Representational Geometries of Telencephalic Auditory Maps in Birds and Mammals

The evolution of the mammalian as well as of the bird brain is highlighted by the parallel acquisition of a voluminous telencephalon. Yet the routes of morphological forebrain differentiation taken by the two forms are strikingly divergent. Birds lack a true cortex with its specific cell types and a segregation of gray and white matter areas is not conspicuous. Instead the telencephalic mass is entirely composed of basal forebrain nuclei and multiple and thick dorsal layers of stellate cells, the latter being separated by several thin fibrous laminae and crossed by diffuse fiber tracts. In the layers of this dorsal roof, traditionally misnamed “striatum”, local variations of cytoarchitecture are present but rarely with sharp boundaries. Only with modern connectivity studies it has been recognized over the past three decades that in spite of this low degree of overt organization the bird telencephalon follows a plan very similar to that of mammalian forms. This covers functional subsystems (including neocortical equivalents) and their intratelencephalic connections as well as connections with subtelencephalic structures (Karten, 1969). It is the aim of this contribution to characterize the functional organization of the auditory cortex analogue, Field L, of birds and to compare it to auditory cortex in the mongolian gerbil (Meriones unguiculatus).
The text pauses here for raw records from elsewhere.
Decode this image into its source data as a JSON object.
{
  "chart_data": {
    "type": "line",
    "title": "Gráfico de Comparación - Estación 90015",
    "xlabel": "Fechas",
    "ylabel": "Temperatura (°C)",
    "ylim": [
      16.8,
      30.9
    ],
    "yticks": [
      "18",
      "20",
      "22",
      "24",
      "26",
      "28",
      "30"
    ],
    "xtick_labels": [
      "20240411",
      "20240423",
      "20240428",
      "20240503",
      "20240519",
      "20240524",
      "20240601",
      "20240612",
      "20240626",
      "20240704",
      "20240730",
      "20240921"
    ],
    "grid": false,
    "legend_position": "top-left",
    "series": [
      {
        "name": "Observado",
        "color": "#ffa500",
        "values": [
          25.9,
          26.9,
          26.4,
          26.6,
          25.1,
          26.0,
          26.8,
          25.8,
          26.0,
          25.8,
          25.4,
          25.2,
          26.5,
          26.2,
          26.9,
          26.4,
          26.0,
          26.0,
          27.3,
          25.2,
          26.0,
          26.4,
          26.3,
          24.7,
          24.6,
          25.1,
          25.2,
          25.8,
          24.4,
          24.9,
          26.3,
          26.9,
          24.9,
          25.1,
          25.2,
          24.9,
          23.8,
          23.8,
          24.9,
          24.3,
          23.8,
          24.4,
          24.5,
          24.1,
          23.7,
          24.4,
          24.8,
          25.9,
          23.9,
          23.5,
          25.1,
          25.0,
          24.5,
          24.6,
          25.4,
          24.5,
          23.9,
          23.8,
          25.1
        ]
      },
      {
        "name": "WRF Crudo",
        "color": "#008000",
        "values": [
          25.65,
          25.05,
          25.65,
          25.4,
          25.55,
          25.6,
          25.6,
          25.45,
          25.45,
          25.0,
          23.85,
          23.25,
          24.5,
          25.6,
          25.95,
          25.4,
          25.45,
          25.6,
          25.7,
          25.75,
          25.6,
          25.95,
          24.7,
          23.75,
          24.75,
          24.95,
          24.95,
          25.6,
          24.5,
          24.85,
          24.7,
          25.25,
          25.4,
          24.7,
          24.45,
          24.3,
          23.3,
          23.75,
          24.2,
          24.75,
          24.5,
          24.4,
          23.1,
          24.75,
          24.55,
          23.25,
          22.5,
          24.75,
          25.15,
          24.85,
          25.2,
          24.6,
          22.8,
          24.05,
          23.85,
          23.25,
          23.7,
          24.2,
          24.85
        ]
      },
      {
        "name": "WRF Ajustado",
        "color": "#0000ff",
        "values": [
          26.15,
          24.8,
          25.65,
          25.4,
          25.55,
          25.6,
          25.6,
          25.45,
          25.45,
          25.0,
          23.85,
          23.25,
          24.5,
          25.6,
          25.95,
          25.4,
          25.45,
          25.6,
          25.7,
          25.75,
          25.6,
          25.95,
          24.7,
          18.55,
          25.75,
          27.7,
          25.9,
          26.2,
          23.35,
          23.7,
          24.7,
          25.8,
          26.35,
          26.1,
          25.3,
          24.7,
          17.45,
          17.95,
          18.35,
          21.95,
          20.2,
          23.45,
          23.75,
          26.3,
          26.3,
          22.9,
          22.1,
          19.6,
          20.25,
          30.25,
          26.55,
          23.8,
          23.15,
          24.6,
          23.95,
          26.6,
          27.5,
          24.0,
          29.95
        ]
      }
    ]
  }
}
Field L of birds from various families has been studied in greater detail over the years in this laboratory and the gerbil has been chosen recently as a mammalian model which allows specific comparisons with bird auditory systems. These species share low frequency hearing with most space in the telencephalic auditory maps devoted to the analysis of frequencies below 10 kHz. In chicks and gerbil there seems to be no specialization for communication sounds greatly distorting the spatial organization of their auditory maps.